Una domanda che ci dobbiamo fare è se il Regno dei cieli oggi coincida con la presenza dei cristiani. Gesù ha riconosciuto la presenza del bene anche in persone non strettamente legate al gruppo dei discepoli. Il concilio Vaticano II ha superato quella visione che affermava che solo nella chiesa era possibile l’esperienza della salvezza, asserendo che semi del Regno sono anche in persone che vivono religioni diverse da quella cristiana. Secondo la coscienza di oggi diciamo che il Regno di Dio è presente nel mondo ed è più grande rispetto al numero dei cristiani. La chiesa è nel mondo a servizio della crescita del Regno di Dio.

Le parabole del regno

Le parabole del Regno, che l’evangelista ha raccolto nel capitolo tredici del suo vangelo, presentano il processo con cui si compie il Regno di Dio. La parabola del seminatore, che abbiamo letto domenica scorsa, ci ha presentato l’inizio del regno. Il Regno inizia come un dono, opera di un seminatore che butta a piene mani il seme, lo butta in modo sovrabbondante, sprecandolo anche sulla strada, fra i sassi e tra le spine, per essere certo che arrivi anche dove c’è terreno buono e il seme riesca a portare frutto.

Con le parabole di oggi, Gesù ci presenta il seguito della vicenda del seme. Potremmo partire dalle due piccole parabole del granello di senape e del lievito. L’insegnamento di queste parabole ci viene dal dinamismo presente sia nella crescita della senape, (il seme piccolo genera un arbusto grande, sproporzionato rispetto al seme), sia dal lievito, (quando esso fermenta, crea una massa di pasta che è il doppio di quella iniziale). Con riferimento alla nostra vita e al Regno di Dio, queste parabole significano che quando si accoglie l’annuncio dell’amore di Dio e lo si fa entrare nell’intimo, si vive un cammino per cui la vita è sempre più trasformata. Se una persona inizia a vivere alla luce dell’amore di Dio, di conseguenza inizia ad amare e ama sempre di più, tanto che l’amore compenetra tutto quello che fa.

Non scandalizzarsi

Con la parabola della zizzania, Gesù insegna che la crescita del regno non avviene in modo lineare, continuo e progressivo; come in ogni relazione ci sono alti e bassi e la relazione può crescere o fallire. L’insegnamento è dato dal giudizio che il padrone del campo dà: “Lasciate che l’una e l’altro crescano insieme”. Possiamo applicare questo insegnamento ai cristiani che sono nel mondo accanto ad altri che vivono secondo criteri o valori diversi dai loro: è un invito a non scandalizzarsi della diversità, a non pretendere una società tutta cristiana, a credere alla forza della testimonianza.

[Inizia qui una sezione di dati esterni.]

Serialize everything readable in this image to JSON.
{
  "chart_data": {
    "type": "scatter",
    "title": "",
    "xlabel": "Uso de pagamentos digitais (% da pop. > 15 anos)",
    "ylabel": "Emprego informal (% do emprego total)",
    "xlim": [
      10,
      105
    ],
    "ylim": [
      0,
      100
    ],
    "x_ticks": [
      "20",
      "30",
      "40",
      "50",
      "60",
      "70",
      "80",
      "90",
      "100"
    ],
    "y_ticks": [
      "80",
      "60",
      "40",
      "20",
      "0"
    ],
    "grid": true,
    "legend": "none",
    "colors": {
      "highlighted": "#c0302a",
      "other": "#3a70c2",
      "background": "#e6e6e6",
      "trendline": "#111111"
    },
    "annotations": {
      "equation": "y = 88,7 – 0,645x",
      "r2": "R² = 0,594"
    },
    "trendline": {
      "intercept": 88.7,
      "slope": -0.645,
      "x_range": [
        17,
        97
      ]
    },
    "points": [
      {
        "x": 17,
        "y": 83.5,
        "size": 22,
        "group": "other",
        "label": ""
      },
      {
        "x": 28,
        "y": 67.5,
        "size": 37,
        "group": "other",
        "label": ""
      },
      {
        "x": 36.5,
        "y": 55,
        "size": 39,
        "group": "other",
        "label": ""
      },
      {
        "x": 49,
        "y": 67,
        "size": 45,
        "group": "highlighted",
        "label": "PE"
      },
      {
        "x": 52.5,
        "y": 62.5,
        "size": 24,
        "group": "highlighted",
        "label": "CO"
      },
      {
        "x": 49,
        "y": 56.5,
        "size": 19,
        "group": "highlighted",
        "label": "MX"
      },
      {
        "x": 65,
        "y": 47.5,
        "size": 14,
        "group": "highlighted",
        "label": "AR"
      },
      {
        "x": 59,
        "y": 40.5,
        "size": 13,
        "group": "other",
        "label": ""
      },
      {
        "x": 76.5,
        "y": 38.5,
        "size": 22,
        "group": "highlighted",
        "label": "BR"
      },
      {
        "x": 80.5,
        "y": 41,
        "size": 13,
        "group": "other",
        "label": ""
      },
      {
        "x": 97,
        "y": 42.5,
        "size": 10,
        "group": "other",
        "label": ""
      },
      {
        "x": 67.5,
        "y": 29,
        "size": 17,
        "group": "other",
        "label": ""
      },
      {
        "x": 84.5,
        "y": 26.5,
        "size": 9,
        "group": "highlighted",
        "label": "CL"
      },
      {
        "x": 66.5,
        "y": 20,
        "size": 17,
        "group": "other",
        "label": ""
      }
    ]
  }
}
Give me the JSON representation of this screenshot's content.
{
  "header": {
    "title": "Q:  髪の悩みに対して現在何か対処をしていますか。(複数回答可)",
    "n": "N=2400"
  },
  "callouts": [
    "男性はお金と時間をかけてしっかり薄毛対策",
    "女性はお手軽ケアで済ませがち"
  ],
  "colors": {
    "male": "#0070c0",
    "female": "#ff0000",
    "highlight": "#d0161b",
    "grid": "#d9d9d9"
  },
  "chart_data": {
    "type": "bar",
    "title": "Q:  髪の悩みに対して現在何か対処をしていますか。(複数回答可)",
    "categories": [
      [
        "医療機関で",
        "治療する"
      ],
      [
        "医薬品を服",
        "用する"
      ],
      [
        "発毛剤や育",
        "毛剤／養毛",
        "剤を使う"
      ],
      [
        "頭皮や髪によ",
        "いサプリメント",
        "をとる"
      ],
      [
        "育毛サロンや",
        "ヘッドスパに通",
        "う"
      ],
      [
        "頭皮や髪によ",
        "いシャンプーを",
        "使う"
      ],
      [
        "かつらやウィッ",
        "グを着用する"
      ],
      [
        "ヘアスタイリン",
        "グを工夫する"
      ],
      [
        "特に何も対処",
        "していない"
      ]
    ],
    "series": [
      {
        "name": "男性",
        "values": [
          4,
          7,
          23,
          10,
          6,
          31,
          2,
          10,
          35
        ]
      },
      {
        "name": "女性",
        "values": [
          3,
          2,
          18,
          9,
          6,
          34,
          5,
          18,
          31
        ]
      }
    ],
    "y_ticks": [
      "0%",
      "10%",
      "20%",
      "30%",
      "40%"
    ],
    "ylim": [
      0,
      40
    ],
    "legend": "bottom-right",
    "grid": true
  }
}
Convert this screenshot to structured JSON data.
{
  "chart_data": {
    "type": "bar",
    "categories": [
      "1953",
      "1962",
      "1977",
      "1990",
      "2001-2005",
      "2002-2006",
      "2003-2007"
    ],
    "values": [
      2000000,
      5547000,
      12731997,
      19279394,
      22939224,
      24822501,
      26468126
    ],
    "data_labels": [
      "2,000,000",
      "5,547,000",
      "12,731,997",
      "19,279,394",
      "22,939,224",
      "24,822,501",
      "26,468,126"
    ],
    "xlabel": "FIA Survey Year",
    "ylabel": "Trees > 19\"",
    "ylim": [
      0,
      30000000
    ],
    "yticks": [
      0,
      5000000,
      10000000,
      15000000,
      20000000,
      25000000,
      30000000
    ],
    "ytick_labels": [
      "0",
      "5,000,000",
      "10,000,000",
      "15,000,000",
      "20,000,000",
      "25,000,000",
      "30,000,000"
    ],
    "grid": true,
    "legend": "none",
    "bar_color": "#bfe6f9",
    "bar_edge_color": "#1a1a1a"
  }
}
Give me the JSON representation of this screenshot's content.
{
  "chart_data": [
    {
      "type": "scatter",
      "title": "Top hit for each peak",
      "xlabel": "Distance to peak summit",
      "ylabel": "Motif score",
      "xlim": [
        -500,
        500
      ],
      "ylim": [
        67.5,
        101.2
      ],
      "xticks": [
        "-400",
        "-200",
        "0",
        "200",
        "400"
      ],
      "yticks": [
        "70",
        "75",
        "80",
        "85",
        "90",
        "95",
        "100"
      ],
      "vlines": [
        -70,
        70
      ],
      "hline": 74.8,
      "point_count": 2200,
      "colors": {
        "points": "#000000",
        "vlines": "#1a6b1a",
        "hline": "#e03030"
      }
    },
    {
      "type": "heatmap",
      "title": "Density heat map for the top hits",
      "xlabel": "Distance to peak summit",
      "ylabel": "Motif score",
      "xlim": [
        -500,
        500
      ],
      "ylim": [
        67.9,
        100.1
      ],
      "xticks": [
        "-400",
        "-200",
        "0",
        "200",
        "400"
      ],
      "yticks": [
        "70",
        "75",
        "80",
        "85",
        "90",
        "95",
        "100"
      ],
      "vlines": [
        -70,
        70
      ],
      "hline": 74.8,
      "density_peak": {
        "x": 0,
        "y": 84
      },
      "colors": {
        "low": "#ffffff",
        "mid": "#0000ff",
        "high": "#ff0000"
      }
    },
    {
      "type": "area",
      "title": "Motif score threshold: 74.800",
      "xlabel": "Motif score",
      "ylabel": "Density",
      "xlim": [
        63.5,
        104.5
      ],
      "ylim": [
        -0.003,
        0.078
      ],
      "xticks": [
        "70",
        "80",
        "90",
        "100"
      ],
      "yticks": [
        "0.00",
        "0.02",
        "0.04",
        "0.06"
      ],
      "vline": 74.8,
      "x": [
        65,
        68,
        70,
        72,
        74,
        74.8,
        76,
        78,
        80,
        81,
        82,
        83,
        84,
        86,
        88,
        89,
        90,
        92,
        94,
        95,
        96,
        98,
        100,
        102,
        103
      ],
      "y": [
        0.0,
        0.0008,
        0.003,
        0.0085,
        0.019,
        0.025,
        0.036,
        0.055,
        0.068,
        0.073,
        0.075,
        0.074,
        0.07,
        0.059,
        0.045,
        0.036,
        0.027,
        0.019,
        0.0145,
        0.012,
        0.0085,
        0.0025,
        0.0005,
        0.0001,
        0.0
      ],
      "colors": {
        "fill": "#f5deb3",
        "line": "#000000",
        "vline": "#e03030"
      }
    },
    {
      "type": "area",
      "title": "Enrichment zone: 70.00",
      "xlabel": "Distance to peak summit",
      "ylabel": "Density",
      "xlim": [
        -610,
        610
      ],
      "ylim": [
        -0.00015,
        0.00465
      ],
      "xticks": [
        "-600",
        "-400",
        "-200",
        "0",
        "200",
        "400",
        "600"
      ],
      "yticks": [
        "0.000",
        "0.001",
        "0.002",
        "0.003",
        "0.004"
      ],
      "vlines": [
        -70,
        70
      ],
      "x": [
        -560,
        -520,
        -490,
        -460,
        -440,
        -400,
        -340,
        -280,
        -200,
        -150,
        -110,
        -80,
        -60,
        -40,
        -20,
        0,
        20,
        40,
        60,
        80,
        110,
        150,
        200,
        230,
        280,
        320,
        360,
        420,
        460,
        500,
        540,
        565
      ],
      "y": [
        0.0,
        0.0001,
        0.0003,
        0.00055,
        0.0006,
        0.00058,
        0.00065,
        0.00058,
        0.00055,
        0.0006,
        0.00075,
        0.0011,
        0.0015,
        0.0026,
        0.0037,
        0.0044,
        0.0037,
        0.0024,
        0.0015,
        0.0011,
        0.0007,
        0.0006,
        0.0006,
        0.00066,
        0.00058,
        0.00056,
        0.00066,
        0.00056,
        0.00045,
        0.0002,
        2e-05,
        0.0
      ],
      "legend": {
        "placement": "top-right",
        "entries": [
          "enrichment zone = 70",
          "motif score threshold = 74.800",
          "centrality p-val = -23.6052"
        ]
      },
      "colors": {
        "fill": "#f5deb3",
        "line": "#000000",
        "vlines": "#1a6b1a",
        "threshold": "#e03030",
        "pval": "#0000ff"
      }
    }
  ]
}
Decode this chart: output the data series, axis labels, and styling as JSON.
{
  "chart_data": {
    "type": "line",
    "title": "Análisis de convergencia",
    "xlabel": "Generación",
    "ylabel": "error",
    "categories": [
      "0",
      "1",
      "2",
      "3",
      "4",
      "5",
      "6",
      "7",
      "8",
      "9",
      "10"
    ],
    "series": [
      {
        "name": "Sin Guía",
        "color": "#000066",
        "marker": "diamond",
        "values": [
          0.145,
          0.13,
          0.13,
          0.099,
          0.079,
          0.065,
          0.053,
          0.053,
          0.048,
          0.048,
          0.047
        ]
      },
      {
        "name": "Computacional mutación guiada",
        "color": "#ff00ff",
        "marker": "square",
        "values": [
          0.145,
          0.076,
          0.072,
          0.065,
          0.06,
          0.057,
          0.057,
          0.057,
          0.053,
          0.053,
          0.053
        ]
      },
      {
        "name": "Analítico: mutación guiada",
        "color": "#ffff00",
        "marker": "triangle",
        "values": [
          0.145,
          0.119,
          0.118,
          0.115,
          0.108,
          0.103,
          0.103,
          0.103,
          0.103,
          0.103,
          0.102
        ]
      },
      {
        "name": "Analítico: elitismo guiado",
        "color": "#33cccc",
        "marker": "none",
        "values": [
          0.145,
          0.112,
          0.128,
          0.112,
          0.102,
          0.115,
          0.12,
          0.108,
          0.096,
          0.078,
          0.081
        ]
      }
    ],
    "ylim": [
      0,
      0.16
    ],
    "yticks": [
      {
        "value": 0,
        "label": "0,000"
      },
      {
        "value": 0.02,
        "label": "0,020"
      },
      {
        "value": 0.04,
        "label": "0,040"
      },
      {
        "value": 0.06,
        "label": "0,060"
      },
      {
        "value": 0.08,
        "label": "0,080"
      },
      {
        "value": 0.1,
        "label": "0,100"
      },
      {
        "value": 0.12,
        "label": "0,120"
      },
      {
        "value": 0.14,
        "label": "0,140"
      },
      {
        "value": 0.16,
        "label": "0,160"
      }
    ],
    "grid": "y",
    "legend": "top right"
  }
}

Applicando questa parabola alla vita personale, siamo invitati a non scandalizzarci nel vedere che anche in noi c’è il peccato. La penetrazione dell’amore nella nostra vita non può che avvenire con gradualità e attraverso un lavoro che prevede anche l’errore, poiché cresciamo proprio ricominciando continuamente dal nostro peccato.